Therapeutic endoscopy has an expanding role in the treatment of IBD

According to a new statement from a panel of national and international experts in gastroenterology, inflammatory bowel disease (IBD) and other areas, interventional (or therapeutic) IBD endoscopy has an expanding role in the treatment of disease and of adverse events from surgery. The report from the panel, Role of interventional inflammatory bowel disease in the era of biologic therapy; a position statement for the Global Interventional IBD Group, is published in the February issue of GIE: Gastrointestinal Endoscopy, the peer-reviewed journal of the American Society for Gastrointestinal Endoscopy (ASGE).

Endoscopic therapy has been explored and used in the management of numerous conditions and situations related to IBD, including strictures, fistulas/abscesses, colitis-associated neoplasia, postsurgical acute or chronic leaks, and obstructions. The endoscopic therapeutic modalities include balloon dilation, stricturotomy, stent placement, fistulotomy, fistula injection and clipping, sinusotomy, endoscopic mucosal resection (EMR), and endoscopic submucosal dissection (ESD).

With a better understanding of the disease process and course of IBD, improved long-term impact of medical therapy, and advances in endoscopic technology, the panel foresees interventional IBD becoming an integrated part of the multidisciplinary approach to patients with complex IBD.

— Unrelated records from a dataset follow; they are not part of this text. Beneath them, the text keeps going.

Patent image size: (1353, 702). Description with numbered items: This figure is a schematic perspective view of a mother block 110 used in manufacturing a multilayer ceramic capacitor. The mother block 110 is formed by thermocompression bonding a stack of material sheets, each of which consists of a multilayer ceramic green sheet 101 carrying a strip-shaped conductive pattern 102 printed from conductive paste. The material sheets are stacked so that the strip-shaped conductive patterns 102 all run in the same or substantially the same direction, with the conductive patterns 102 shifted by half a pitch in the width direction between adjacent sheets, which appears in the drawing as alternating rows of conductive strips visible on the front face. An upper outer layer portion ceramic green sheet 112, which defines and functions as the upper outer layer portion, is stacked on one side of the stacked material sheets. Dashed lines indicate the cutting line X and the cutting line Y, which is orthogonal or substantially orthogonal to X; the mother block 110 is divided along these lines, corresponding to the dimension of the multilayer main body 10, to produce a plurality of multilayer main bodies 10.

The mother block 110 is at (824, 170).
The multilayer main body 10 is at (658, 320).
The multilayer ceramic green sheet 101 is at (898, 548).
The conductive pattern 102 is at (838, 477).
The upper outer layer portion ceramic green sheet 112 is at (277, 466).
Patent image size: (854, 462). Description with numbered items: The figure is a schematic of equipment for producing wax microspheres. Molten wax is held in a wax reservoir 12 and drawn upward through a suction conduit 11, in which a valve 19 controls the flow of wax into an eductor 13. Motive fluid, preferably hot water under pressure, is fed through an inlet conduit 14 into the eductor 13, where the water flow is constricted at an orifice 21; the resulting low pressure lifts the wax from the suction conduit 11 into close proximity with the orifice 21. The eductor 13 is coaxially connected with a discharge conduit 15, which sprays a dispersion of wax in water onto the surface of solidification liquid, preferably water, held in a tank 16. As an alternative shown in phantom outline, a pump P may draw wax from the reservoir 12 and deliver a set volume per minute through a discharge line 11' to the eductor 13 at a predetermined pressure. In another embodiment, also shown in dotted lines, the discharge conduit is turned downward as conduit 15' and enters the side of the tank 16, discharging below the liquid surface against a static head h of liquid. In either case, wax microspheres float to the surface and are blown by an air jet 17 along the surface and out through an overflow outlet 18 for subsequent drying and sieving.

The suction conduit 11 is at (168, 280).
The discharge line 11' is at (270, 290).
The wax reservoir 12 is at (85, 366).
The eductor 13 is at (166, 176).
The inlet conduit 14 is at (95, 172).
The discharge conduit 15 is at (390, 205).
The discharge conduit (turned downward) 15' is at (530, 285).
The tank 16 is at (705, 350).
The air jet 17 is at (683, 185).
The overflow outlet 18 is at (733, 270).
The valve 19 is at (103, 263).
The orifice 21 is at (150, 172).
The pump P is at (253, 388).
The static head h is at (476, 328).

In recent decades, rapid advances have taken place in medical and surgical therapy for both Crohn’s disease (CD) and ulcerative colitis (UC). For example, the availability and growing use of anti-tumor necrosis factor (TNF), anti-integrin, and anti-interleukin biologics have been shown to result in deep clinical remission beyond improvement of symptoms. These medical treatments also reduce the risk for adverse events associated with IBD, thereby avoiding hospitalization and surgery for some patients. Additional agents are being investigated.

However, the long-term impact of the appropriate use of these newer agents on the natural history of IBD is not clear. In addition, the long-term use of these immunosuppressive agents can be associated with various adverse events, ranging from infection and increased risk for certain malignancies to a paradoxic autoimmune response. Furthermore, a significant number of patients with CD or UC still require surgical intervention for medically refractory disease or disease-associated adverse events such as strictures, fistulas, abscesses, and colitis-associated neoplasia (CAN).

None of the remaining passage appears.